Anche il tema del flusso economico redistributivo tra Settentrione e Meridione dovrebbe essere l’oggetto di una riflessione senza pregiudizi. E’ una questione che in passato per anni è stata al centro della propaganda politica della Carroccio, ma che di fatto è oggi solo marginalmente toccata dalla riforma che pur va sotto il nome di  “federalismo fiscale”. Ciò si deve in parte al fatto che il fisco non è più al centro dell’armamentario retorico leghista, soppiantato dai temi di successo della sicurezza e dell’immigrazione. Ma in parte anche al fatto che affrontare sul serio la questione redistributiva appariva troppo rischioso agli occhi di un Umberto Bossi che dopo tanti anni ha bisogno di brandire un qualche trofeo di fronte al proprio elettorato, anche a costo che si tratti di un trofeo svuotato.

Il fatto che la Lega non abbia avuto il coraggio di porre effettivamente il problema di una ridefinizione del sistema di solidarietà territoriale, non significa che tale argomento non costituisca un’urgenza per il paese – per il Nord che si fa carico degli aiuti economici e per il Sud che ha patito in questi anni i devastanti effetti di dispositivi assistenziali che hanno solo disincentivato comportamento virtuosi.

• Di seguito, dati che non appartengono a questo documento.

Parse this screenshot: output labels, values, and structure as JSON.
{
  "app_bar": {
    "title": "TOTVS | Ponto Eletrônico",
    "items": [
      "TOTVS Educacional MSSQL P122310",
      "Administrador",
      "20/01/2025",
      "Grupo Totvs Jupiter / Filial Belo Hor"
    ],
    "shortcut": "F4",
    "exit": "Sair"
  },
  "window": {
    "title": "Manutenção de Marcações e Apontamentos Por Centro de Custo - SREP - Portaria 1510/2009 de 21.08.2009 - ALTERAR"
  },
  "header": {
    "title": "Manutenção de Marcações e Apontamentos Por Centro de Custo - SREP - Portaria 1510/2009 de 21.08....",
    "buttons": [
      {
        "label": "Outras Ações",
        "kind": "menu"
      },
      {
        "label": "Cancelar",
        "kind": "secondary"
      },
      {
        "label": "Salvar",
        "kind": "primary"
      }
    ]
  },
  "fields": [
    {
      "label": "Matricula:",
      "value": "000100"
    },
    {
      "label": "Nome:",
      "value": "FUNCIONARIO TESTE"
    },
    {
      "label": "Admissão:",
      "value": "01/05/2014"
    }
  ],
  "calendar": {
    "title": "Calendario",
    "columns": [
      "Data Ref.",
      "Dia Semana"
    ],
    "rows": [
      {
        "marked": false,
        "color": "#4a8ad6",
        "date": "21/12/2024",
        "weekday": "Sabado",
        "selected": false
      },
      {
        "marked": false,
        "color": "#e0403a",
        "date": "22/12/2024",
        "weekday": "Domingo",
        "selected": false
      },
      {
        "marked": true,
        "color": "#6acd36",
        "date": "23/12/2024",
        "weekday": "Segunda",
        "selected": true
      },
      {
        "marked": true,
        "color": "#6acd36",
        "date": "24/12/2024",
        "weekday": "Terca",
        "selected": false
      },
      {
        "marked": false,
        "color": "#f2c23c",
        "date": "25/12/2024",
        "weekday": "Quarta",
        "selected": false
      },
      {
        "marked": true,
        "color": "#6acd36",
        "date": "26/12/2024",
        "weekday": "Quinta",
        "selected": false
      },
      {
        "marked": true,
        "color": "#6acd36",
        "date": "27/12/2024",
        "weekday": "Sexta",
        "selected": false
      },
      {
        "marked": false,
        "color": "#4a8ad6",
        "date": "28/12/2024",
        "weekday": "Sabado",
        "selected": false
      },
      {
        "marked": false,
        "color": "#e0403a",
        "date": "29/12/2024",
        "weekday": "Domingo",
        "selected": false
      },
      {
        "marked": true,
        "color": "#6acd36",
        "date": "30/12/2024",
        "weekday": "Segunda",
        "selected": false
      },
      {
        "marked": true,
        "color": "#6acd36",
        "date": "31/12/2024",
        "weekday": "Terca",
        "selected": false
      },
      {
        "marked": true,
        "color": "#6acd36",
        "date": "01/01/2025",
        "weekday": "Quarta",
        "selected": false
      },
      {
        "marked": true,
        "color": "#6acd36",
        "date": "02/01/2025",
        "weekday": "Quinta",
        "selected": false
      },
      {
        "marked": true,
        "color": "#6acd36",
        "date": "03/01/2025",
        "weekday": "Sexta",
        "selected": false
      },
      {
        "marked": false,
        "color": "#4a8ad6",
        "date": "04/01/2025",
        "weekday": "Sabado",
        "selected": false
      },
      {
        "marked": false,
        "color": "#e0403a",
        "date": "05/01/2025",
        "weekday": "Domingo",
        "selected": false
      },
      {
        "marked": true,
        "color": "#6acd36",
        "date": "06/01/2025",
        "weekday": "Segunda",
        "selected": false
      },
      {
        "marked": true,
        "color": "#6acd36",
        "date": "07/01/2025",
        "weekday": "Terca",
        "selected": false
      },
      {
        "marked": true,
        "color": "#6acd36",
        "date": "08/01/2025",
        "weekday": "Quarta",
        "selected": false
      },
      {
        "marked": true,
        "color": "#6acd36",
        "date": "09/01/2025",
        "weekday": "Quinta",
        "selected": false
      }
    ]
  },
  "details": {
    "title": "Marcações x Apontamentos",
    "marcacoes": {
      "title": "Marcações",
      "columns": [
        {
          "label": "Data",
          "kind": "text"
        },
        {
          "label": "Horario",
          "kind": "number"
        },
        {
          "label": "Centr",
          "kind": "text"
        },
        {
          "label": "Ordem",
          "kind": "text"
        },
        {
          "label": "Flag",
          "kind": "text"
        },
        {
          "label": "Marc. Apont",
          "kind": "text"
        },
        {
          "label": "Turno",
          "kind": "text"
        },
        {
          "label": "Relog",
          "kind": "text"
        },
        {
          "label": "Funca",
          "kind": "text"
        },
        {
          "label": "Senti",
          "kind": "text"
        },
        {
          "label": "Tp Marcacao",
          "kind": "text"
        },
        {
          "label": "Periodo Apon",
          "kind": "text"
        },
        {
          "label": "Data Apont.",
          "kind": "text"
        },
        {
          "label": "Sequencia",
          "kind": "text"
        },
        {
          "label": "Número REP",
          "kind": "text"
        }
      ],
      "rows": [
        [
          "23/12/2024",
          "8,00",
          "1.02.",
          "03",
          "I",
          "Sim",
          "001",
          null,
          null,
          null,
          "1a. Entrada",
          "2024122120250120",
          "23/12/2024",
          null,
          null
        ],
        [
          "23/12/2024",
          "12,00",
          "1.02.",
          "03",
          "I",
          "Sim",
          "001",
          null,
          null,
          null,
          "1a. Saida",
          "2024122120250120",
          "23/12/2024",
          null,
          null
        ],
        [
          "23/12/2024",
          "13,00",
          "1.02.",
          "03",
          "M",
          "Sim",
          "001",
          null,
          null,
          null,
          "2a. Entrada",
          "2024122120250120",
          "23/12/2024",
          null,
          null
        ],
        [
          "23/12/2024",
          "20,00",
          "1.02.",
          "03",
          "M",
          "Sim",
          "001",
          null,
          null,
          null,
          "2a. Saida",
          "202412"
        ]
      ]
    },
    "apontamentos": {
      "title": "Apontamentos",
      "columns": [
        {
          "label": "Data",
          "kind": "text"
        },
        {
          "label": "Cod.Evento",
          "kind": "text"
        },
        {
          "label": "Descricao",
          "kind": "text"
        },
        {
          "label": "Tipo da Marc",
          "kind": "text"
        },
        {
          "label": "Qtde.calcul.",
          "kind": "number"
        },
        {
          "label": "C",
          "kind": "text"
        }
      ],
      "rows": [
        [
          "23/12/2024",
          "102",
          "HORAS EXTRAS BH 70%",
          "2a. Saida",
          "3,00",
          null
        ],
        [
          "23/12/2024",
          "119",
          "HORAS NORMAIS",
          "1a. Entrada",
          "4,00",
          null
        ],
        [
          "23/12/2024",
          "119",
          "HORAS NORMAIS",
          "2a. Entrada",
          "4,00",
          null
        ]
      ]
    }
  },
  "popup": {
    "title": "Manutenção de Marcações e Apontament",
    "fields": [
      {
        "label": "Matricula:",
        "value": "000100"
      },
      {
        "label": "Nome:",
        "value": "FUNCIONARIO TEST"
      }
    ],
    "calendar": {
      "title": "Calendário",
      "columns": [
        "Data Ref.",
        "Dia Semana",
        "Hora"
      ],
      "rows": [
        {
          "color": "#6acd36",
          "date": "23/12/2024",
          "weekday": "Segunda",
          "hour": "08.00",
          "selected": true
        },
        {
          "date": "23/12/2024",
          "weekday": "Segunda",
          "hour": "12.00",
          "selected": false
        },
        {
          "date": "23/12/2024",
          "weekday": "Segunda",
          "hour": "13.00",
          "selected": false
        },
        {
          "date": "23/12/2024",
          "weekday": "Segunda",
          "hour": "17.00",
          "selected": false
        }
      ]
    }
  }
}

Certo nessuno si illude che il trasferimento di risorse tra le due parti del paese possa venire meno da un giorno all’altro, ma è legittimo chiedersi se esso debba essere indefinito nel tempo e se debba essere avulso da qualsiasi meccanismo di verifica sul fatto se i fondi in questione siano effettivamente utilizzati come volano di sviluppo. E se esistano sistemi che consentano di impostare il sostegno alle parti meno avanzate del paese in termini più efficienti e meno distorsivi.

Un modello interessante, da questo punto di vista, è quello discusso da Piercamillo Falasca e da Carlo Lottieri nel libro “Come il federalismo fiscale può salvare il Mezzogiorno”. Lottieri e Falasca spiegano come il problema dell’azzardo morale, da sempre legato alle politiche assistenziali, possa essere mitigato passando da un sistema perequativo “verticale”, dove è lo Stato che decide ed effettua la redistribuzione, ad un sistema “orizzontale”, dove sono le stesse regioni a negoziare il trasferimento di risorse – sul modello di quanto avviene a livello di Unione Europea. Su un tale sistema potrebbe fondarsi un nuovo patto nazionale tra Nord e Sud, non statico, ma necessariamente dinamico e basato sulla riscoperta del carattere contrattuale delle relazioni politiche.

Su tutti questi capitoli, cruciali per il nostro futuro, è bene che a riempire di contenuti la parola federalismo non sia più solo il partito di Bossi.